The L.A. Times reported:
“He asked me to help with this and I'm going to,” Christie said. “It's an issue that I care about a lot in New Jersey and for the country and so the president asked me to do this and I was happy to.”
Christie has been friends with Trump for years and has been working behind the scenes with the White House on the issue for months, discussing it with aides including Kellyanne Conway, a fellow New Jersey native, and the president. The commission is being rolled out as part of a new office led by Trump's son-in-law and top advisor, Jared Kushner.
The L.A. Times also noted that despite the fact that Kushner's father was once prosecuted by Christie, the two appeared to have no trouble working together.
But Christie's time in the spotlight wasn't finished with the end of his meeting with the president...
Just a few hours later, a decision was announced in the court case surrounding “Bridgegate,” the scandal that certainly did nothing to help Christie's 2016 presidential bid.
Two former high-level members of the Christie administration were sentenced to prison terms Wednesday in the political scandal that became known as Bridgegate.
Bridget Anne Kelly, 44, a former top aide to the governor whose “time for some traffic problems” email became a focal point of the federal investigation, was given 18 months.
Bill Baroni, 45, the former deputy executive director of the Port Authority of New York and New Jersey, received a 24 month sentence earlier in the day in a separate proceeding in the same courtroom before U.S. District Judge Susan D. Wigenton in Newark.
Judge Wigenton called the case (both Baroni and Kelly were convicted of fraud and conspiracy in November of 2016) “abuse of power,” and cited the culture in Trenton as part of the problem:
“I do believe you got yourself caught up in a culture that lost its way. You used your position to exact political revenge.”

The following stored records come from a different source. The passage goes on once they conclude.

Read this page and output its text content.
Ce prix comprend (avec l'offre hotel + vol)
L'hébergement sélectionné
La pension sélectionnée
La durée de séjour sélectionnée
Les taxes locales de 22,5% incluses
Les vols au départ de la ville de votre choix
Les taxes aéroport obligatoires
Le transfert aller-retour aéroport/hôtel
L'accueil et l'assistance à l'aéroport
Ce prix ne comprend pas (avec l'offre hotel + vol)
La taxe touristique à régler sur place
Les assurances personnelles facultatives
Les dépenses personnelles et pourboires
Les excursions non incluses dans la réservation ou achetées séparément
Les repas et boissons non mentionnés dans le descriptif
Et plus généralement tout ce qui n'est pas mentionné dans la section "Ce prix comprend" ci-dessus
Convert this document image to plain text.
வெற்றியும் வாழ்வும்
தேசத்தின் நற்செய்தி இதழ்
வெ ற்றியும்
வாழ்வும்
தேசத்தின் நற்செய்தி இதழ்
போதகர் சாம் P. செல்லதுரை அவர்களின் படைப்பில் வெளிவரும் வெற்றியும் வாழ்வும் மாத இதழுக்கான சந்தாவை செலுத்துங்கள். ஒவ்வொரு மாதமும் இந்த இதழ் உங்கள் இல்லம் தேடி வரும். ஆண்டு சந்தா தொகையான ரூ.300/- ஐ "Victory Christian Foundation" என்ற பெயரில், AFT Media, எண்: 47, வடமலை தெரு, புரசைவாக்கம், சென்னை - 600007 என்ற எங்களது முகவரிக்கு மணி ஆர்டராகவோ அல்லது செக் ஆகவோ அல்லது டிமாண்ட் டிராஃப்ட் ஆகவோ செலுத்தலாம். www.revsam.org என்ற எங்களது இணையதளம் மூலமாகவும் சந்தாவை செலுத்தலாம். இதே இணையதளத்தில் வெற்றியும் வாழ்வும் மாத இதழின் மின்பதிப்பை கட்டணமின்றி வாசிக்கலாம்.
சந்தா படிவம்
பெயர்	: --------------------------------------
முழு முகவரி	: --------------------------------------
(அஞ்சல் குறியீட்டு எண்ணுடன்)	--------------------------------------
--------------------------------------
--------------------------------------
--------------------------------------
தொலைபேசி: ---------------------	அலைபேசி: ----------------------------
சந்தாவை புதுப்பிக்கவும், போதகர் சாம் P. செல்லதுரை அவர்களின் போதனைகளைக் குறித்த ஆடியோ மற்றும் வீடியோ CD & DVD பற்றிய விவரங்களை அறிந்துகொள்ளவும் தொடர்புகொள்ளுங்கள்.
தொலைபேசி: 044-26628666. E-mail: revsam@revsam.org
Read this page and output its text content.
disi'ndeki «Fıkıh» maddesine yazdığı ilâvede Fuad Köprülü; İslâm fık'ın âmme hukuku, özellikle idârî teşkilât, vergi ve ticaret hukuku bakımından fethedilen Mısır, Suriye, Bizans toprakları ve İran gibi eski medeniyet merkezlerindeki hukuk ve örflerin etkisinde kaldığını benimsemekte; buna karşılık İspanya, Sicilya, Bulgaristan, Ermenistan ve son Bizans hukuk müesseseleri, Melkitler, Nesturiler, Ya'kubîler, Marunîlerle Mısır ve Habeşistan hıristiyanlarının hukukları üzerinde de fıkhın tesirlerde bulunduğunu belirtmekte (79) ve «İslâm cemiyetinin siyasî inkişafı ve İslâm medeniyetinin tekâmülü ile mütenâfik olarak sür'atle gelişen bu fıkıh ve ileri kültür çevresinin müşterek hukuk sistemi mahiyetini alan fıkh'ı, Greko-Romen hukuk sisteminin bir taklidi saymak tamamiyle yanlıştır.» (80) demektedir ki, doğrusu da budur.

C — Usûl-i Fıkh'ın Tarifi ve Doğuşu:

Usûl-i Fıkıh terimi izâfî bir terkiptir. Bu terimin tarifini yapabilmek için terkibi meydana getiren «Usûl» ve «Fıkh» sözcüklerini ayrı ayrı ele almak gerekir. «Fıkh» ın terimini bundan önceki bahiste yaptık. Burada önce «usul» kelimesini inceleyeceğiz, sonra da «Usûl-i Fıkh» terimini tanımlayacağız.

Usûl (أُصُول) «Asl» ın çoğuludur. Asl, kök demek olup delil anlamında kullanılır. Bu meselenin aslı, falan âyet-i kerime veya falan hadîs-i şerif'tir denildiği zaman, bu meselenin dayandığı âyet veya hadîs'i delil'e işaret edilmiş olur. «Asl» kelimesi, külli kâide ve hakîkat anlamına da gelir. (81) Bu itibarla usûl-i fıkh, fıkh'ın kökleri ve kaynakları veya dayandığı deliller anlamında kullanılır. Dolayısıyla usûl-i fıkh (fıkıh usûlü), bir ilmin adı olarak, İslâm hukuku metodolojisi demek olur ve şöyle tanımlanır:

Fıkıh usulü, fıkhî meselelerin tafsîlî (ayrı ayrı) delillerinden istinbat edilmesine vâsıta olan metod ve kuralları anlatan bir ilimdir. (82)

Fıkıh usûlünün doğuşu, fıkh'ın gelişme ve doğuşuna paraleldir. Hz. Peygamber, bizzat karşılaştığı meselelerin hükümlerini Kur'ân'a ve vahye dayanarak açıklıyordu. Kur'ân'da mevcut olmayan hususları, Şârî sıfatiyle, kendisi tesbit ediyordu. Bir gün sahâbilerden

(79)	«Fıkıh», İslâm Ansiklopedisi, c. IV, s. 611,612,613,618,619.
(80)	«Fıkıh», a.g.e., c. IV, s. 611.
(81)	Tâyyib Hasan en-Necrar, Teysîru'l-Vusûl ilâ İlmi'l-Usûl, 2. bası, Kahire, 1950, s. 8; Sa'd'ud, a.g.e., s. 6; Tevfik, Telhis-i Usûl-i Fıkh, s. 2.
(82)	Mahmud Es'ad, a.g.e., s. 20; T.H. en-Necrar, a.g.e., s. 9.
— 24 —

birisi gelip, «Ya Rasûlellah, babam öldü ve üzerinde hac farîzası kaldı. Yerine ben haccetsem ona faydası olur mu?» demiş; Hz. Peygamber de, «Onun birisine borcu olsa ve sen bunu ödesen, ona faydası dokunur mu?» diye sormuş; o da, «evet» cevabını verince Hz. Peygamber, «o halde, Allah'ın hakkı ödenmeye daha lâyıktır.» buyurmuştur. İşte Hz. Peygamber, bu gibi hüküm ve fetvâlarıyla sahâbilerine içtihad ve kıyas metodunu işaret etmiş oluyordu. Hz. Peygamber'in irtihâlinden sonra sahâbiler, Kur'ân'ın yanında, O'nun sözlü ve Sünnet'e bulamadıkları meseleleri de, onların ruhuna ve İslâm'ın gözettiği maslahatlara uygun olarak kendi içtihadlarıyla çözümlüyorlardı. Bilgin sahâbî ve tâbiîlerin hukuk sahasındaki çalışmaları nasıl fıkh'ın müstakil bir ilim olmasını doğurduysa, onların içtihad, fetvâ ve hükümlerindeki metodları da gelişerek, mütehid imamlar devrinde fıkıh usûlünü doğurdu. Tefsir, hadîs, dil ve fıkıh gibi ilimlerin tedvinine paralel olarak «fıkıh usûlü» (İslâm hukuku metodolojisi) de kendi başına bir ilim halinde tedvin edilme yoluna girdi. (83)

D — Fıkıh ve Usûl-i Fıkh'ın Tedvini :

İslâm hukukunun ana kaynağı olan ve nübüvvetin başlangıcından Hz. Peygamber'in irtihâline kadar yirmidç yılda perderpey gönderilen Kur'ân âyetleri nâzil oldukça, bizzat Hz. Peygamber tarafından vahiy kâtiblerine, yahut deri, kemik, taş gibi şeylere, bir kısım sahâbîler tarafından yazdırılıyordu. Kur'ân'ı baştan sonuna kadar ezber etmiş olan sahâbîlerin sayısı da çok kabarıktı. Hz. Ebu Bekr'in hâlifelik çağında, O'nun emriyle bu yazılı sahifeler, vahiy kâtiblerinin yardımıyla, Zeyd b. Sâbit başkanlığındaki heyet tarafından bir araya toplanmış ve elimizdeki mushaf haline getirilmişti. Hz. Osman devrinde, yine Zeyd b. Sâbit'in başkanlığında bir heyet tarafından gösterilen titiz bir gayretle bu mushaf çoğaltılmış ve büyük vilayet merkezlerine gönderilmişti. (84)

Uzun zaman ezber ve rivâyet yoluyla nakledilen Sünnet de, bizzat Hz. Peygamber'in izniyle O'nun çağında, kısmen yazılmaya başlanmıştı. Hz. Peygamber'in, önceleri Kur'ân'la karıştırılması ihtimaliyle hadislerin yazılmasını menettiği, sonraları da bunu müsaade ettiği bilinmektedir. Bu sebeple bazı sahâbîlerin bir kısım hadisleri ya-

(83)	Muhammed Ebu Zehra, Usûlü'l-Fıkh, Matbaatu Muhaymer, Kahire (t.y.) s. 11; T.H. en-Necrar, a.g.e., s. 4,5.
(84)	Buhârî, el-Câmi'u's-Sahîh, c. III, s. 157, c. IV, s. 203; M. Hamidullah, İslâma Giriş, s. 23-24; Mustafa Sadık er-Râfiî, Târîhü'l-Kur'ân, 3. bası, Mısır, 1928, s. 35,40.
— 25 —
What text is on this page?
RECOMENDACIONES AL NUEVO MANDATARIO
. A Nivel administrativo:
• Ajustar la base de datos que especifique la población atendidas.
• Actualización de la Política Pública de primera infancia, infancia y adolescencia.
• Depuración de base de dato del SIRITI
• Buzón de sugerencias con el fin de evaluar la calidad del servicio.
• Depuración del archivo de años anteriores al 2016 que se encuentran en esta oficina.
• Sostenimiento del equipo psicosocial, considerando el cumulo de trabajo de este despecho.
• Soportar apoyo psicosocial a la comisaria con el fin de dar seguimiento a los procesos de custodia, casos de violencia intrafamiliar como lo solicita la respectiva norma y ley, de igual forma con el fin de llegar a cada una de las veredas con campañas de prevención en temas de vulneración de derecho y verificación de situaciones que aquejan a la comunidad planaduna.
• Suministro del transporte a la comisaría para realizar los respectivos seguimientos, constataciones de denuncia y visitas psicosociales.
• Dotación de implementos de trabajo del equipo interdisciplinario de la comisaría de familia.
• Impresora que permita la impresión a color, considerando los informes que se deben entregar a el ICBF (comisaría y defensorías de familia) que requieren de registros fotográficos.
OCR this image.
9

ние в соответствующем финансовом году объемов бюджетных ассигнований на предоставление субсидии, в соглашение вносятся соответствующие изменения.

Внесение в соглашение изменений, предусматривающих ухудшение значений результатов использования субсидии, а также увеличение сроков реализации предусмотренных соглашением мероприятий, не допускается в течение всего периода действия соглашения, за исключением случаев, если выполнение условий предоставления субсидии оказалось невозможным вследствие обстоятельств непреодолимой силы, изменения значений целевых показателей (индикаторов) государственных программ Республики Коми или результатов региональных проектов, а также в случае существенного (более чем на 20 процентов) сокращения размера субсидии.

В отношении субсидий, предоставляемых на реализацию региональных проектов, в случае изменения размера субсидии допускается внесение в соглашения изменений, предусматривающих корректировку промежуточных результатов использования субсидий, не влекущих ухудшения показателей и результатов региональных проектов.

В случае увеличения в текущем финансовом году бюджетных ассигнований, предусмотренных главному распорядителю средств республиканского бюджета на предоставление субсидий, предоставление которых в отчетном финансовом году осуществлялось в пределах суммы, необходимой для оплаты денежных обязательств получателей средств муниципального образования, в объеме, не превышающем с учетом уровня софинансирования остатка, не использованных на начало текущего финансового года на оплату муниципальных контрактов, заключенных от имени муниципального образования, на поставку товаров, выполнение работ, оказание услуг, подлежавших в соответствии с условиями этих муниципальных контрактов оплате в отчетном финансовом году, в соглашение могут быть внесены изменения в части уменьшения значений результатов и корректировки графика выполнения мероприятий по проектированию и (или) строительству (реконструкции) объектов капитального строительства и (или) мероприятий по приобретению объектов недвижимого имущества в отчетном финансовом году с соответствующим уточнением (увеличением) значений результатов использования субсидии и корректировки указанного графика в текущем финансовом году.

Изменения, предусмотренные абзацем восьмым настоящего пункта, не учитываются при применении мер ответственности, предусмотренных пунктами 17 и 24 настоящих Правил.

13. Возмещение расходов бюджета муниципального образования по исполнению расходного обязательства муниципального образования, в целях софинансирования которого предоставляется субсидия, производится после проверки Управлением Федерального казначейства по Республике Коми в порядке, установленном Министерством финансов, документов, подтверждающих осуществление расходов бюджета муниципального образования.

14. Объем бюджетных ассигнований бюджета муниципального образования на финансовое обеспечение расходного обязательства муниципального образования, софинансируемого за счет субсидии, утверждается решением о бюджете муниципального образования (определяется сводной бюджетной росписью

NJ.com clarified exactly what they had done:
The two were charged with helping orchestrate the deliberate shutdown of several local toll lanes at the George Washington Bridge in a plan aimed at causing massive traffic gridlock to punish Fort Lee's mayor for his refusal to endorse the Republican governor for re-election.
Both Baroni and Kelly apologized during sentencing for any harm they may have caused and for the people they had let down, saying that they regretted and were embarrassed by their own actions.
But Judge Wigenton had the last word: “It only served a punitive purpose. You clearly knew, and know today, that it was not legitimate.”
In addition to their time behind bars, Baroni and Kelly will each have to complete 500 hours of community service. They are both currently released on bail.